Frances had not been invited to accompany the queen, but told to keep to her ciphers, thus saving Elizabeth the feeding and care of one lady of the presence. The queen also relieved her purse of the cost of feeding her entire entourage by visiting her country lords and gentlemen, those who had not fled from the thousand courtiers and servants that trailed Her Majesty. The queen's great favor had been known to bankrupt entire families.

Frances knew that some, on hearing that they had been chosen for a royal visitation, locked their doors and left their estates behind them until word reached them that the royal train had moved on to another lord.

Disappointing the monarch would not come without cost. The absent lord would need to ensure that his Twelfth Night gifts for the queen were very grand, indeed. Elizabeth always won. At the thought, Frances covered an admiring smile and felt somewhat less dejected.

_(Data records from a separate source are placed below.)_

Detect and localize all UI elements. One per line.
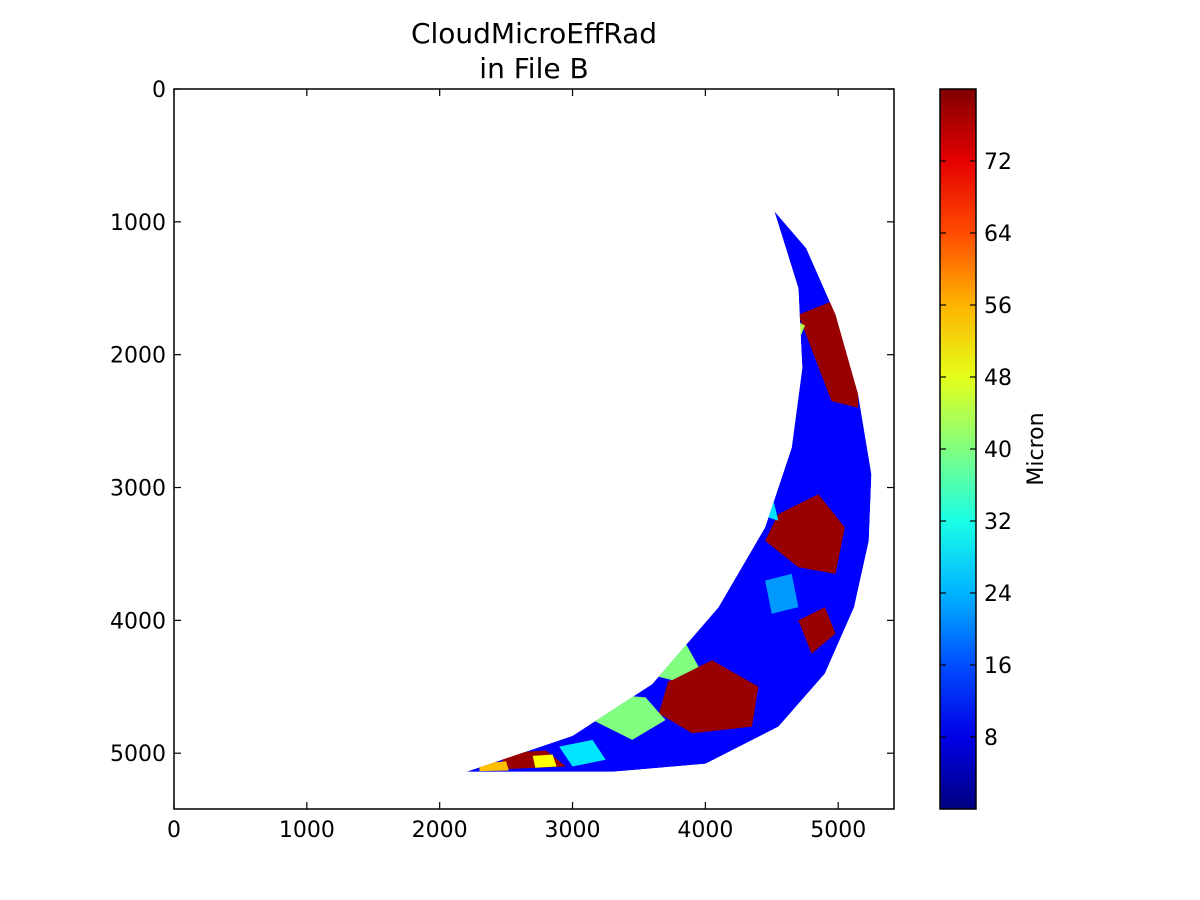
value-region: [559, 739, 606, 767]
value-region: [745, 487, 779, 521]
chart-title-line-2: in File B: [479, 52, 588, 85]
swath-base-region: [466, 211, 872, 772]
data-swath: [466, 211, 872, 772]
colorbar-tick-label: 24: [984, 582, 1012, 607]
x-tick-label: 3000: [545, 818, 601, 843]
plot-frame: [173, 88, 895, 810]
x-tick-label: 5000: [810, 818, 866, 843]
colorbar-tick-label: 16: [984, 654, 1012, 679]
y-tick-label: 3000: [110, 477, 166, 502]
colorbar-tick-label: 64: [984, 222, 1012, 247]
value-region: [479, 761, 509, 772]
colorbar-tick-label: 72: [984, 150, 1012, 175]
y-tick-label: 4000: [110, 609, 166, 634]
y-tick-label: 0: [152, 78, 166, 103]
x-tick-label: 1000: [279, 818, 335, 843]
value-region: [532, 754, 557, 768]
chart-title: CloudMicroEffRad in File B: [411, 17, 657, 85]
colorbar-tick-label: 8: [984, 726, 998, 751]
y-axis: 0 1000 2000 3000 4000 5000: [110, 78, 894, 767]
colorbar-tick-label: 56: [984, 294, 1012, 319]
value-region: [765, 573, 799, 614]
value-region: [765, 494, 845, 574]
value-region: [658, 660, 759, 734]
value-region: [771, 275, 792, 322]
y-tick-label: 2000: [110, 344, 166, 369]
colorbar-tick-label: 40: [984, 438, 1012, 463]
colorbar-tick-label: 32: [984, 510, 1012, 535]
chart-title-line-1: CloudMicroEffRad: [411, 17, 657, 50]
value-region: [798, 607, 836, 654]
x-tick-label: 0: [167, 818, 181, 843]
x-tick-label: 2000: [412, 818, 468, 843]
x-axis: 0 1000 2000 3000 4000 5000: [167, 89, 866, 843]
colorbar: 8 16 24 32 40 48 56 64 72 Micron: [939, 88, 1049, 810]
y-tick-label: 1000: [110, 211, 166, 236]
x-tick-label: 4000: [677, 818, 733, 843]
colorbar-tick-label: 48: [984, 366, 1012, 391]
y-tick-label: 5000: [110, 742, 166, 767]
colorbar-label: Micron: [1024, 412, 1049, 485]
colorbar-ticks: 8 16 24 32 40 48 56 64 72: [940, 150, 1012, 751]
plot-area: [466, 211, 872, 772]
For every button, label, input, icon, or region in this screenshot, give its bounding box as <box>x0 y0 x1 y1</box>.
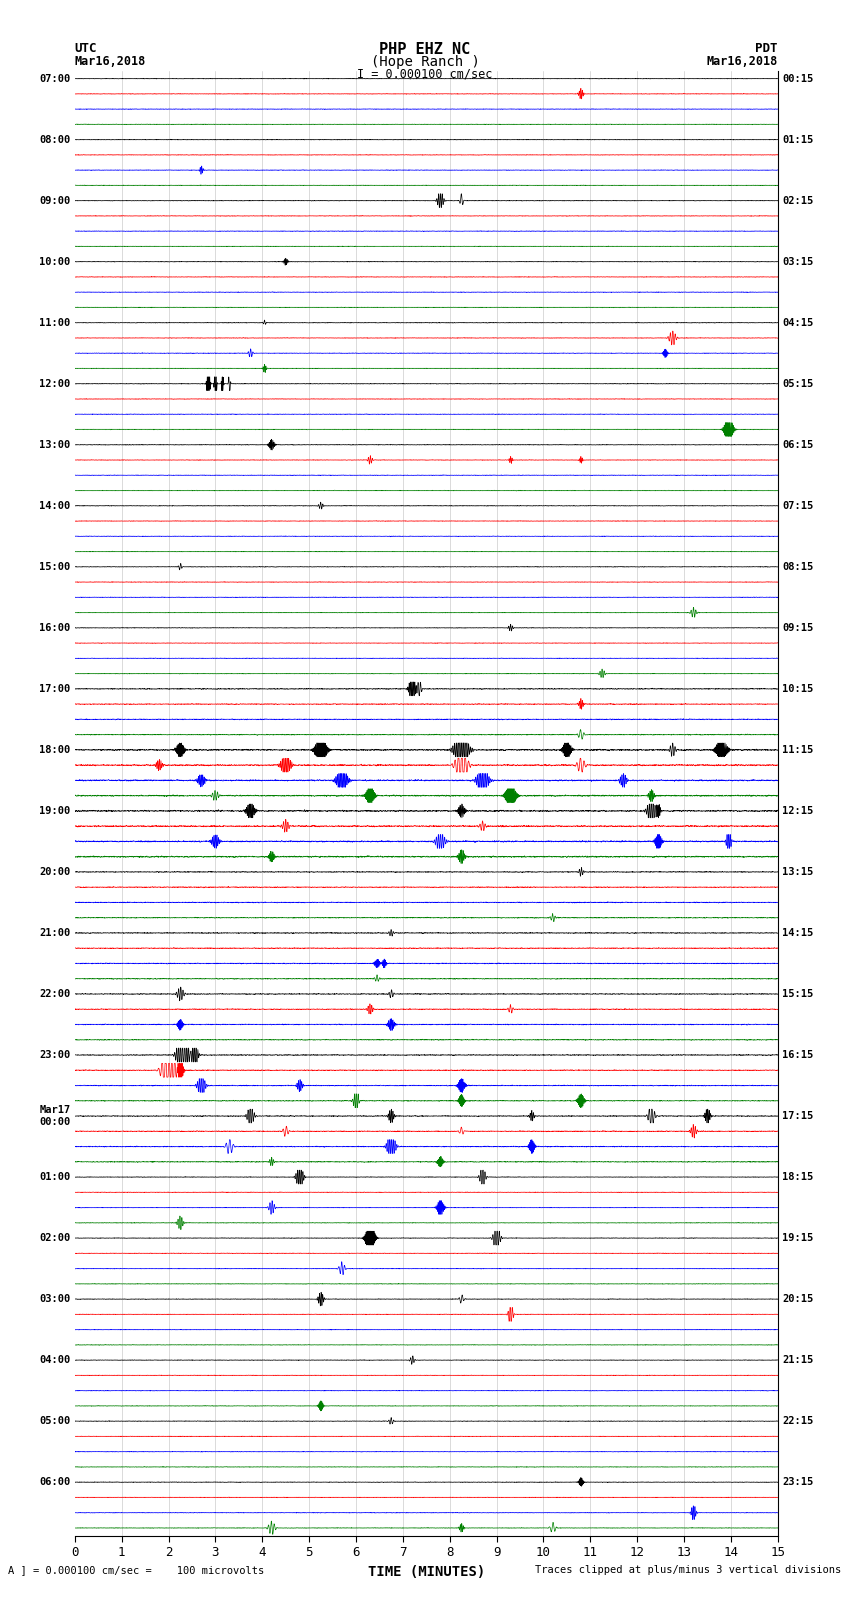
Text: Mar16,2018: Mar16,2018 <box>706 55 778 68</box>
Text: A ] = 0.000100 cm/sec =    100 microvolts: A ] = 0.000100 cm/sec = 100 microvolts <box>8 1565 264 1574</box>
Text: PDT: PDT <box>756 42 778 55</box>
Text: Mar16,2018: Mar16,2018 <box>75 55 146 68</box>
Text: Traces clipped at plus/minus 3 vertical divisions: Traces clipped at plus/minus 3 vertical … <box>536 1565 842 1574</box>
X-axis label: TIME (MINUTES): TIME (MINUTES) <box>368 1565 484 1579</box>
Text: PHP EHZ NC: PHP EHZ NC <box>379 42 471 56</box>
Text: (Hope Ranch ): (Hope Ranch ) <box>371 55 479 69</box>
Text: I = 0.000100 cm/sec: I = 0.000100 cm/sec <box>357 68 493 81</box>
Text: UTC: UTC <box>75 42 97 55</box>
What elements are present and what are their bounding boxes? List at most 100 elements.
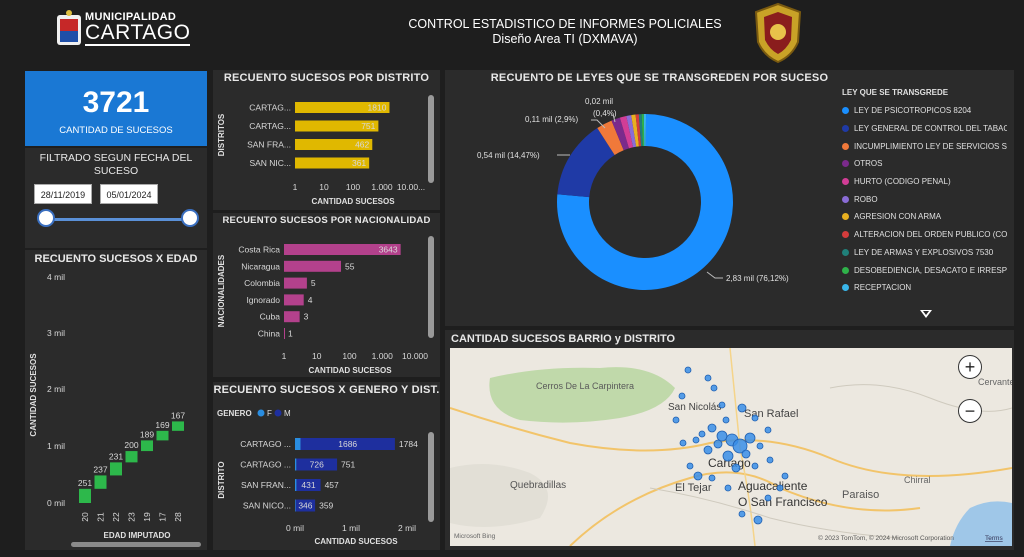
leyes-legend-item[interactable]: RECEPTACION [842,279,1007,297]
map-incident-marker[interactable] [764,494,772,502]
map-incident-marker[interactable] [776,484,784,492]
map-terms-link[interactable]: Terms [985,535,1003,542]
genero-bar-m[interactable] [296,479,321,491]
map-incident-marker[interactable] [707,423,717,433]
nacionalidad-bar[interactable] [284,328,285,339]
leyes-legend-item[interactable]: LEY DE ARMAS Y EXPLOSIVOS 7530 [842,244,1007,262]
start-date-input[interactable]: 28/11/2019 [34,184,92,204]
end-date-input[interactable]: 05/01/2024 [100,184,158,204]
map-incident-marker[interactable] [684,366,692,374]
map-incident-marker[interactable] [704,374,712,382]
edad-bar[interactable] [156,430,169,441]
leyes-legend-item[interactable]: AGRESION CON ARMA [842,208,1007,226]
genero-bar-m[interactable] [300,438,395,450]
edad-bar[interactable] [125,451,138,463]
distrito-bar[interactable] [295,157,370,169]
edad-ylabel: CANTIDAD SUCESOS [29,353,38,437]
map-incident-marker[interactable] [724,484,732,492]
edad-bar[interactable] [110,462,122,476]
leyes-legend-item[interactable]: LEY GENERAL DE CONTROL DEL TABAC... [842,120,1007,138]
donut-slice[interactable] [643,114,647,147]
map-incident-marker[interactable] [713,439,723,449]
map-incident-marker[interactable] [764,426,772,434]
map-incident-marker[interactable] [708,474,716,482]
date-slider-track[interactable] [47,218,190,221]
nacionalidad-bar[interactable] [284,294,304,306]
leyes-legend-item[interactable]: ROBO [842,190,1007,208]
genero-bar-m[interactable] [296,458,338,471]
genero-bar-m[interactable] [295,499,316,512]
legend-dot-icon [842,266,849,274]
donut-slice[interactable] [557,114,733,290]
edad-bar[interactable] [94,475,107,489]
map-incident-marker[interactable] [731,463,741,473]
map-zoom-in-button[interactable]: + [958,355,982,379]
map-incident-marker[interactable] [710,384,718,392]
map-incident-marker[interactable] [693,471,703,481]
nacionalidad-bar[interactable] [284,244,401,255]
edad-bar[interactable] [172,421,184,431]
map-incident-marker[interactable] [672,416,680,424]
map-incident-marker[interactable] [744,432,756,444]
map-incident-marker[interactable] [722,450,734,462]
nacionalidad-scrollbar[interactable] [428,236,434,338]
map-incident-marker[interactable] [722,416,730,424]
date-slider-start-handle[interactable] [37,209,55,227]
map-incident-marker[interactable] [766,456,774,464]
genero-scrollbar[interactable] [428,432,434,522]
donut-slice[interactable] [597,120,624,155]
edad-xtick: 23 [127,512,137,522]
donut-slice[interactable] [557,128,615,198]
legend-dot-icon [842,231,849,239]
leyes-legend-item[interactable]: LEY DE PSICOTROPICOS 8204 [842,102,1007,120]
map-incident-marker[interactable] [703,445,713,455]
donut-slice[interactable] [626,115,637,148]
map-incident-marker[interactable] [718,401,726,409]
map-incident-marker[interactable] [737,403,747,413]
donut-slice[interactable] [638,114,643,147]
map-incident-marker[interactable] [716,430,728,442]
genero-bar-f[interactable] [295,438,301,450]
edad-bar[interactable] [79,488,91,503]
leyes-legend-item[interactable]: ALTERACION DEL ORDEN PUBLICO (CO... [842,226,1007,244]
edad-scrollbar[interactable] [71,542,201,547]
map-incident-marker[interactable] [678,392,686,400]
map-incident-marker[interactable] [751,462,759,470]
map-incident-marker[interactable] [686,462,694,470]
leyes-legend-item[interactable]: DESOBEDIENCIA, DESACATO E IRRESPE... [842,261,1007,279]
map-view[interactable]: Cerros De La Carpintera San Nicolás San … [450,348,1012,546]
donut-slice[interactable] [631,114,639,147]
distrito-scrollbar[interactable] [428,95,434,183]
genero-bar-f[interactable] [295,479,297,491]
donut-slice[interactable] [611,117,629,151]
leyes-legend-item[interactable]: OTROS [842,155,1007,173]
map-incident-marker[interactable] [741,449,751,459]
donut-slice[interactable] [641,114,645,147]
map-incident-marker[interactable] [756,442,764,450]
donut-slice[interactable] [619,116,634,149]
map-incident-marker[interactable] [751,414,759,422]
leyes-legend-item[interactable]: INCUMPLIMIENTO LEY DE SERVICIOS S... [842,137,1007,155]
genero-bar-f[interactable] [295,458,297,471]
nacionalidad-bar[interactable] [284,311,300,323]
donut-slice[interactable] [635,114,642,147]
distrito-bar[interactable] [295,139,373,150]
distrito-bar[interactable] [295,120,379,132]
genero-category-label: SAN NICO... [243,501,291,511]
map-incident-marker[interactable] [732,438,748,454]
map-incident-marker[interactable] [738,510,746,518]
nacionalidad-bar[interactable] [284,277,307,289]
distrito-bar[interactable] [295,102,390,113]
genero-bar-f[interactable] [295,499,296,512]
date-slider-end-handle[interactable] [181,209,199,227]
edad-bar-label: 200 [124,440,138,450]
edad-bar[interactable] [141,440,153,452]
leyes-legend-item[interactable]: HURTO (CODIGO PENAL) [842,173,1007,191]
map-incident-marker[interactable] [781,472,789,480]
map-incident-marker[interactable] [692,436,700,444]
map-zoom-out-button[interactable]: − [958,399,982,423]
map-incident-marker[interactable] [698,430,706,438]
map-incident-marker[interactable] [679,439,687,447]
nacionalidad-bar[interactable] [284,260,341,272]
map-incident-marker[interactable] [753,515,763,525]
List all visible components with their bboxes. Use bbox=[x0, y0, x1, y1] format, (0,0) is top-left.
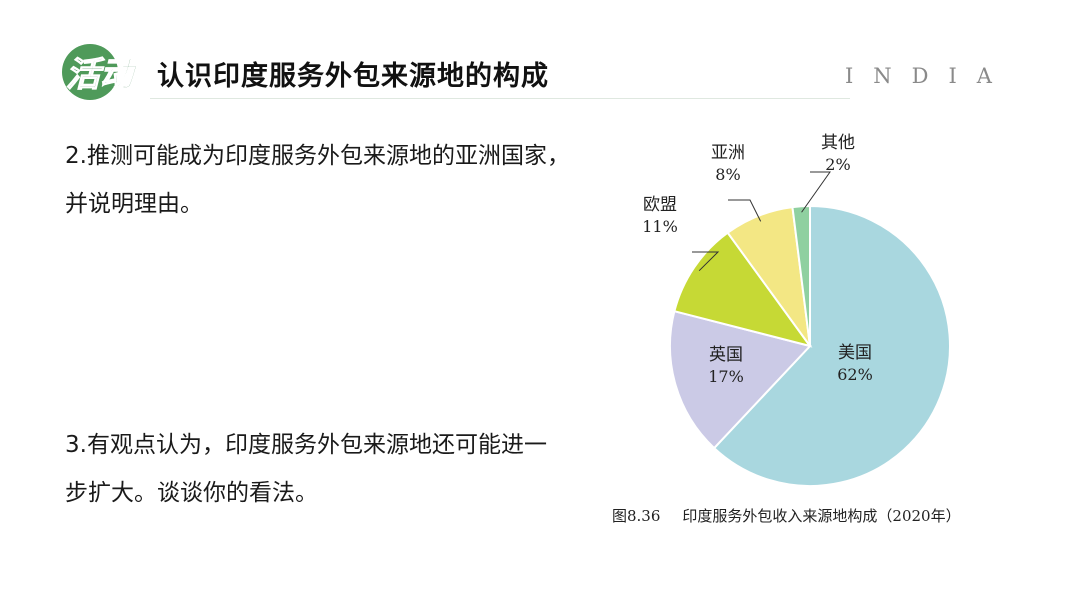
figure-number: 图8.36 bbox=[612, 507, 661, 525]
leader-line-4 bbox=[728, 199, 762, 222]
question-3-line-2: 步扩大。谈谈你的看法。 bbox=[65, 480, 318, 506]
slice-value-3: 11% bbox=[642, 217, 678, 236]
india-tag: INDIA bbox=[845, 64, 1012, 88]
slice-label-4: 亚洲 bbox=[711, 143, 745, 163]
slice-value-5: 2% bbox=[825, 155, 850, 174]
slice-label-1: 美国 bbox=[838, 343, 872, 363]
pie-slice-5 bbox=[791, 204, 811, 347]
slice-label-5: 其他 bbox=[821, 133, 855, 153]
pie-slice-2 bbox=[669, 309, 812, 450]
pie-slice-1 bbox=[712, 204, 951, 487]
slice-value-4: 8% bbox=[715, 165, 740, 184]
slice-value-1: 62% bbox=[837, 365, 873, 384]
activity-logo: 活动 bbox=[56, 38, 152, 102]
slice-value-2: 17% bbox=[708, 367, 744, 386]
figure-caption-text: 印度服务外包收入来源地构成（2020年） bbox=[682, 507, 961, 525]
logo-badge-circle bbox=[62, 44, 118, 100]
question-2-line-2: 并说明理由。 bbox=[65, 191, 203, 217]
slice-label-2: 英国 bbox=[709, 345, 743, 365]
page-title: 认识印度服务外包来源地的构成 bbox=[157, 61, 549, 92]
logo-text: 活动 bbox=[66, 55, 138, 95]
figure-caption: 图8.36 印度服务外包收入来源地构成（2020年） bbox=[612, 505, 961, 526]
leader-line-5 bbox=[801, 171, 831, 213]
question-3: 3.有观点认为，印度服务外包来源地还可能进一 步扩大。谈谈你的看法。 bbox=[65, 421, 655, 517]
slice-label-3: 欧盟 bbox=[643, 195, 677, 215]
title-divider bbox=[150, 98, 850, 99]
pie-chart: 美国 62% 英国 17% 欧盟 11% 亚洲 8% 其他 2% bbox=[600, 120, 1020, 540]
question-2-line-1: 2.推测可能成为印度服务外包来源地的亚洲国家， bbox=[65, 143, 570, 169]
question-3-line-1: 3.有观点认为，印度服务外包来源地还可能进一 bbox=[65, 432, 547, 458]
leader-line-3 bbox=[692, 251, 720, 272]
question-2: 2.推测可能成为印度服务外包来源地的亚洲国家， 并说明理由。 bbox=[65, 132, 655, 228]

She smoothed her new blue satin gown with its lace ruff and cuffs and a silver-embroidered brocade kirtle and partlet. She loved the lush color after the endless white gowns Elizabeth demanded of her ladies of the presence.

Phelippes approached. “A message for you came this very morning from Holland.”

“Thank you, Master Phelippes. Is that where Robert has been sent?”

“I cannot say, my lady, or risk Mr. Secretary's great anger.” He returned to his table.

Frances drew the message across the table. The letter was sealed with Philip's signet. It was a grille of only a few lines, though he said nothing of her grille to him. And so short, unlike Philip, who often had instructions for her about the care of his estates that required two close-written pages. What few words had needed to be ciphered?

Wife, I will be going into battle soon.

If I return to you, I will be a loving husband.

Philip

Her hand trembled as she put the letter aside.
If I return…
Was it a forewarning or a soldier's natural caution? Or was she being a foolish and remorseful woman? The words Philip had written would once have thrilled her, but this day they left her full of guilt.

She longed for clarity, yet nothing was clear. As though seen in an unpolished steel mirror, Philip's image was blurred to her. He had been gone for near a year, and now even his miniature brought him no closer. When she tried to recall her early love for him, nothing moved in her heart. Too much hurt had come between them, too much betrayal. She bit her lip in remorse.

Perhaps her father had been right long ago when he had remonstrated with his child: “Frances, you always want what you cannot have. Why can you not be satisfied with what God has given you, what He has made of you?”

Because then I would be nothing.

The outer door opened with a burst of talk, and her father and Robert strode in, bringing with them the scent of clean channel wind from the river Thames.